NYLEAF
Well-known member
theaveng said:Yep. When I testdrove a Leaf yesterday I couldn't help noticing they advertised 96 - 110 mile range on the window. Even new that's unlikely and after just 20,000 miles the battery will have degraded to the point it's impossible. Nissan is deliberately misleading the public & breaking the law. (They should only advertise the EPA rating/range.)WetEV said:The Leaf's battery life issue is one that was known before the car was sold. The problem isn't with the car, or the battery, it is with the sales and advertising. Nissan is blowing this big time.
That 96/110 figure you saw is the EPA's "MPG-equivalent" rating for the Leaf, similar to how a gas-powered car would have MPG figures on the window sticker. That is not the EPA's range estimate for the Leaf, which is 73 miles. Even when the pack is significantly (whatever that means!) degraded, the car will still return these MPGe values.
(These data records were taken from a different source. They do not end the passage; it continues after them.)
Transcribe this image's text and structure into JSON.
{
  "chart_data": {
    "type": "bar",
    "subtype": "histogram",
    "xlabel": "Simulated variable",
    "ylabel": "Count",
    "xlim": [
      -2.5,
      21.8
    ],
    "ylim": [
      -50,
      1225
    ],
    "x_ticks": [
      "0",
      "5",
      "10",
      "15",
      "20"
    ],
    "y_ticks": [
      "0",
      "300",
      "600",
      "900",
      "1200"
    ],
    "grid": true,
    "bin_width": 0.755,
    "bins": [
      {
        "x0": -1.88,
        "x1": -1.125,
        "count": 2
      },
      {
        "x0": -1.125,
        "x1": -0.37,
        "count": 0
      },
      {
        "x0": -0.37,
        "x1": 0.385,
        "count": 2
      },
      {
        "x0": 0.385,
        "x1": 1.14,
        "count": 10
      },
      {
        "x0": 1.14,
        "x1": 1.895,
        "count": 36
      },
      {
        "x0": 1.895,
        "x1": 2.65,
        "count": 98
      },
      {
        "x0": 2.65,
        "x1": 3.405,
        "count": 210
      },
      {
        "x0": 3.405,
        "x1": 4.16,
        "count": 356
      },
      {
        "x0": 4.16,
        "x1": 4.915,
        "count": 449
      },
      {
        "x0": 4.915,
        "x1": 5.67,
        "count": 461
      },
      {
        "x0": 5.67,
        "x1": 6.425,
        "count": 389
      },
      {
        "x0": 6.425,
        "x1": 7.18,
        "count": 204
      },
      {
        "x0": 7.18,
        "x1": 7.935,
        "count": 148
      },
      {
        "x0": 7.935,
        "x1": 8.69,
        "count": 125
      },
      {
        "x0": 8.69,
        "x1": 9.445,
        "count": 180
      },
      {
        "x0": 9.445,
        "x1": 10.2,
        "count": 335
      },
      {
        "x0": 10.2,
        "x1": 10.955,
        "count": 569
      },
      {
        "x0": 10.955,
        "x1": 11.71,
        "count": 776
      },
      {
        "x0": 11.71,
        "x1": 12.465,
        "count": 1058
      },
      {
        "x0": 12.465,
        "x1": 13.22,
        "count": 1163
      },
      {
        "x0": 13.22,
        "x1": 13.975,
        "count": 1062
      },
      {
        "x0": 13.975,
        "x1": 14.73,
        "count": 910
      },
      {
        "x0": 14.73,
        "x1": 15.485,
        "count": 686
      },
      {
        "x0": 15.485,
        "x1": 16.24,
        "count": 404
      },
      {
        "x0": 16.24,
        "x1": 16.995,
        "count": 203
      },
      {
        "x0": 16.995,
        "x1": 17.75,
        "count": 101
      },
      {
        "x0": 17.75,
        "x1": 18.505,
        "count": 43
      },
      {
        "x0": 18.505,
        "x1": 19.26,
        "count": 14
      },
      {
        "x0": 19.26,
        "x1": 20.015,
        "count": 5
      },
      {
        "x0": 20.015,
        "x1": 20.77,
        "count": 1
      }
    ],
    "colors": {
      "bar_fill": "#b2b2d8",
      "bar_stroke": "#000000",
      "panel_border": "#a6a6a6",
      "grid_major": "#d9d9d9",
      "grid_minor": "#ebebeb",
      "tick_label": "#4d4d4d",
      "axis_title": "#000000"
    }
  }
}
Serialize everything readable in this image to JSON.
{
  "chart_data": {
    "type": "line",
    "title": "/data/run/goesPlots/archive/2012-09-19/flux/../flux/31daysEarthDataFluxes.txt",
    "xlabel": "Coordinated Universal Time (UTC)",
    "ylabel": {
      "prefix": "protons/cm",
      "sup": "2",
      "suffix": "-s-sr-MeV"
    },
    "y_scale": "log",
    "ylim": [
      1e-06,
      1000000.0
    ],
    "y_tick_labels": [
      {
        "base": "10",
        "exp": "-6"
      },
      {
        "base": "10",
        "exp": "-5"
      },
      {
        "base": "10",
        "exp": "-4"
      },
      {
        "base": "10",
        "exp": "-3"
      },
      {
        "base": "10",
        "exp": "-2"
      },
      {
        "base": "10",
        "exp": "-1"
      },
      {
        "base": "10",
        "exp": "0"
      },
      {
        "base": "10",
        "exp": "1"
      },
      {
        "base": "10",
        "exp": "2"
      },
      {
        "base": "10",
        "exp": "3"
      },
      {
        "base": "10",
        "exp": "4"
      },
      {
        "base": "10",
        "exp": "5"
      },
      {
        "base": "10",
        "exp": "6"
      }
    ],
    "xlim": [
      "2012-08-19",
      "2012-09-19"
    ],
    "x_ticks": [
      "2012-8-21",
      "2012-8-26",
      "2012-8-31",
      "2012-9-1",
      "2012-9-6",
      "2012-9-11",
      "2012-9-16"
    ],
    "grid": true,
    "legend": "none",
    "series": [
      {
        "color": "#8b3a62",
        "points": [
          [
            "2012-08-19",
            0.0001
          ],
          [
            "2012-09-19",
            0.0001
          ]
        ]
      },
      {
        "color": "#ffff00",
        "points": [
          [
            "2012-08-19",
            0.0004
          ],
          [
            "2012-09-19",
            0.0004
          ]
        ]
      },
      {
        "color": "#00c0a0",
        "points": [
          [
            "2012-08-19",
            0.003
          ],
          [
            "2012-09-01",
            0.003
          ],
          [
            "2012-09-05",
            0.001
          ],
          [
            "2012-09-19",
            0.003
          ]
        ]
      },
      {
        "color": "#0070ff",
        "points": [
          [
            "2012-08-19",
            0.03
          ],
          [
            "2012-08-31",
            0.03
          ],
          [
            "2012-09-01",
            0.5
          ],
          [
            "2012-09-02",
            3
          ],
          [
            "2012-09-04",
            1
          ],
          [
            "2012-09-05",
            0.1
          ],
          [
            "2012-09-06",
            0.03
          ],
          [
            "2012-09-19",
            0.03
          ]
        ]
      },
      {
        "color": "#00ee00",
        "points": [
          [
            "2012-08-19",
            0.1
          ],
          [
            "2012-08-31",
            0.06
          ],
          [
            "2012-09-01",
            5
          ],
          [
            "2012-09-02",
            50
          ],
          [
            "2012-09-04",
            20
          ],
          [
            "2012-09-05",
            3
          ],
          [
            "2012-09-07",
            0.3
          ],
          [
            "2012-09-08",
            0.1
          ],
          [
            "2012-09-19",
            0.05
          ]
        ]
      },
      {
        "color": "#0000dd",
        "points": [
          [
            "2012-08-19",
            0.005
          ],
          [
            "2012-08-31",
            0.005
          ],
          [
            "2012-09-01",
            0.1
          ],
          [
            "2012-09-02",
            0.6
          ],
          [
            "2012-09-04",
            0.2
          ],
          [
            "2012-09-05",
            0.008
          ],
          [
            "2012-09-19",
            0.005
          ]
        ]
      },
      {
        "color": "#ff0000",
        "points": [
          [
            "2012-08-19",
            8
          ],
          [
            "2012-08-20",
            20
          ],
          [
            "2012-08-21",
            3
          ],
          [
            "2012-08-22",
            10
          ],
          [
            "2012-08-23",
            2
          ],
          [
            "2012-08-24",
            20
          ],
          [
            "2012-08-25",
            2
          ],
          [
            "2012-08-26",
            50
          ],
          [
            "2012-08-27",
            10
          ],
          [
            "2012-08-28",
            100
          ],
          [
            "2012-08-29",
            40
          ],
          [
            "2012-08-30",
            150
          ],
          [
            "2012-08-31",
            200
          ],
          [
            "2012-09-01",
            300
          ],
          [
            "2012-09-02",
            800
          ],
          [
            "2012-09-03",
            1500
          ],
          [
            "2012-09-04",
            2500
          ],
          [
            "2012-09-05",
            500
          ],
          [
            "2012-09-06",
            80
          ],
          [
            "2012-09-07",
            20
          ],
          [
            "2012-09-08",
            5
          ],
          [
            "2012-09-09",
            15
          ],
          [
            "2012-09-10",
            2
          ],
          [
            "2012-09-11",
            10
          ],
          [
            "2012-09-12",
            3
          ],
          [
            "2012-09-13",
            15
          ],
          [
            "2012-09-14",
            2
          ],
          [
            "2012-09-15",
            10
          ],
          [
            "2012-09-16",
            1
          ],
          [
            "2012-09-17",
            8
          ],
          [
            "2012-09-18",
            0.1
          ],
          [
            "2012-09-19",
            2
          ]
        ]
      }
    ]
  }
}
The problem is that, before the Leaf was in customer's hands, Nissan frequently threw around the "100 miles per charge" claim, as well as all of their claims about capacity loss in 5 and 10 years. The 100 miles per charge figure was based on the L4A test cycle, which produces a range estimate that isn't all that realistic. The 2-cycle test that the 2011/2012 Leaf underwent resulted in a 73 mile range estimate, which is more realistic. The EPA now uses a 5-cycle test, which the Leaf has not get undergone. The Tesla Model S (85kWh version), for example, was rated at 265 miles on the 5-cycle test. Comparing all of these different range estimates is like comparing apples to oranges, at least until all the cars are being given the same test!